Hatsumon is a Japanese word for "posing a problem.” Teachers know that the way in which the problem is posed influences students' learning significantly. A teacher's considered hatsumon will orient a student's thinking so that the answer and learning appears to the student to be from within ε a discovery — as compared to a more occidental approach of step-by-step recipes intended to funnel the student toward a solution that becomes understanding after practice. The authors here offer a two-part work composed of first a largely high level view of the hatsumon approach, followed and buttressed by a final part of low-level, detailed classroom examples.
Since developing a higher level of mathematical reasoning is a major aim of mathematics education, it is important for the teacher to have some idea of what “thinking” is and specifically how mathematical reasoning can be expressed. This work seeks to go in that direction by providing a taxonomy of thinking variants (analogical, integrative, developmental, etc.) and describing how each facet of the thought manifold can be touched. While anything as complex as the thinking process will be described differently by different experts, there is a fulfilling sense of completeness to the authors’ analysis of thinking modes and how each is covered in such techniques as their template questions and approaches.

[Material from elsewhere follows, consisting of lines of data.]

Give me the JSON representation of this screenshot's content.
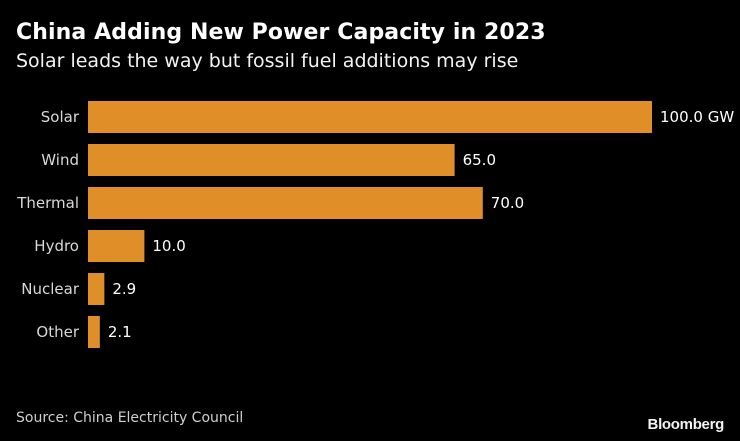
{
  "chart_data": {
    "type": "bar",
    "orientation": "horizontal",
    "title": "China Adding New Power Capacity in 2023",
    "subtitle": "Solar leads the way but fossil fuel additions may rise",
    "categories": [
      "Solar",
      "Wind",
      "Thermal",
      "Hydro",
      "Nuclear",
      "Other"
    ],
    "values": [
      100.0,
      65.0,
      70.0,
      10.0,
      2.9,
      2.1
    ],
    "value_labels": [
      "100.0 GW",
      "65.0",
      "70.0",
      "10.0",
      "2.9",
      "2.1"
    ],
    "unit": "GW",
    "xlim": [
      0,
      100
    ],
    "xlabel": "",
    "ylabel": "",
    "bar_color": "#e08e28",
    "source": "Source: China Electricity Council",
    "brand": "Bloomberg"
  }
}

Regardless of the psychological aspects of their work, the authors offer to Western grade school teachers a refreshing, inspiring set of Asian approaches, such as parallel number lines to introduce multiplication and mapping work rate problems to calculating the areas of rectangles. More unexpected directions are fully explored in about one hundred seventy examples of thought-provoking learning activities (games, lessons, and blackboard presentations), all based on tables of numbers with various properties (squares made of odd whole numbers, zero to hundred, etc.). These examples are detailed in their goals, age applicability (based on the Japanese curriculum system), desired outcome (type of mathematical thinking cultivated), and preparation requirements.
While largely focused on elementary and high school students, the book offers approaches applicable to all levels of mathematics education even when the specific examples do not transfer directly.
Tom Schulte is a community college mathematics instructor in Michigan who read this book in time stolen away from lesson plans and wrote the review while proctoring an algebra exam.